First of all, even though this SQL: How do you select only groups that do not contain a certain value? thread is almost identical to my problem, it doesn't fully dissipate my confusion about the problem.
Let's have a table "Contacts" like this one:
+----------------------+
| Department FirstName |
+----------------------+
| 100 Thomas |
| 200 Peter |
| 100 Jerry |
+----------------------+
First, I want to group the rows by the department number and show number of rows in each displayed group. This, I believe, can be easily done by the following query.
SELECT Department, Count(*) As "Rows_in_group"
FROM Contacts
GROUP BY Department
This outputs 2 groups. First with dep.no. 100 containing 2 rows, second with 200 containing only one row.
But then, I want to extend the query to exclude any group that doesn't contain certain value in certain column (e.g. Thomas in FirstName). Here are my questions:
1) Reading the above-mentioned thread I was able to come up with this, which seems to work correctly:
SELECT Department, Count(*) As "Rows_in_group"
FROM Contacts
WHERE Department IN (SELECT Department FROM Contacts WHERE FirstName = "Thomas")
GROUP BY Department
Q: How does this work?
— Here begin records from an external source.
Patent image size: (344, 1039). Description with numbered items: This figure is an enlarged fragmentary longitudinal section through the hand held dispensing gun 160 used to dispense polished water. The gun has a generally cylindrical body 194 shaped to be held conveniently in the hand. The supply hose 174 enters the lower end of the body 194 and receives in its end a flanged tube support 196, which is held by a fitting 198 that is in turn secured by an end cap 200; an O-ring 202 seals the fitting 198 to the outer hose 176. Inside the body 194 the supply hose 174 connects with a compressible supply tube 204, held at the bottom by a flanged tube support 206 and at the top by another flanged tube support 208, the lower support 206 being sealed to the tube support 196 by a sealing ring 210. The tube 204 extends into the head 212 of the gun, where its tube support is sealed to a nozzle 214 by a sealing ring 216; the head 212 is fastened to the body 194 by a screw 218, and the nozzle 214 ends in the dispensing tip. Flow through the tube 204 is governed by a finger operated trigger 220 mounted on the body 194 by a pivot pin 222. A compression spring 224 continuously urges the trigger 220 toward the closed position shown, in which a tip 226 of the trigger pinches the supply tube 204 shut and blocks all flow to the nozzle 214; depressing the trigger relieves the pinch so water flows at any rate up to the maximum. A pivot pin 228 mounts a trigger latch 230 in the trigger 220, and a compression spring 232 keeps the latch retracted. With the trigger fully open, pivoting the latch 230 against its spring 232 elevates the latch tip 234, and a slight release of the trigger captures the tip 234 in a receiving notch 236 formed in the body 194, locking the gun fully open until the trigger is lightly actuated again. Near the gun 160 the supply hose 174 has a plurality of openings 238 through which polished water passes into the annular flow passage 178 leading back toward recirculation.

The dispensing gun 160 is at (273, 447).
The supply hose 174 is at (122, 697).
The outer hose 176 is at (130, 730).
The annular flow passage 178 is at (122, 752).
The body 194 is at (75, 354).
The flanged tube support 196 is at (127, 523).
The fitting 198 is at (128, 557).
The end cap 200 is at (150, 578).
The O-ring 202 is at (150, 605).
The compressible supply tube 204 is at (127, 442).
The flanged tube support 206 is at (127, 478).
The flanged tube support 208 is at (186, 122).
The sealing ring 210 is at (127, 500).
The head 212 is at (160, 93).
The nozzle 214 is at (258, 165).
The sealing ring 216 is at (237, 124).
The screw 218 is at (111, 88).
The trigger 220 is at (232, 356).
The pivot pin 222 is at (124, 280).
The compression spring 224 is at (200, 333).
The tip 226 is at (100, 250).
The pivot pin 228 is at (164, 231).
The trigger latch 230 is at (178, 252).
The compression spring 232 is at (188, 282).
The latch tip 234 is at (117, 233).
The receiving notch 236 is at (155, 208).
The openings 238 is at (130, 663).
I understand the "WHERE Department IN" part, but then I'd expect a value, but instead another nested query is included, which to me doesn't make much sense as I'm only beginner with SQL.
2) By accident I was able to come up with another query that also seems to work, but feels weird and I also don't understand its workings.
SELECT Department, Count(*) As "Rows_in_group"
FROM Contacts
GROUP BY Department
HAVING NOT SUM(FirstName = "Thomas") = 0
Q: How does this work? Why alteration: HAVING SUM(FirstName = "Thomas") > 0 doesn't work?
3) Q: Is there any simple and correct way to do this using the HAVING clause?
I expected, that simple "HAVING FirstName='Thomas'" after the GROUP BY would do the trick as it seems to follow a common language, but it does not.
Note that I want the whole groups to be chosen by the query so "WHERE FirstName='Thomas'" isn't s solution for my problem as it excludes all the rows that don't satisfy the condition before the grouping takes place (at least the way I understand it).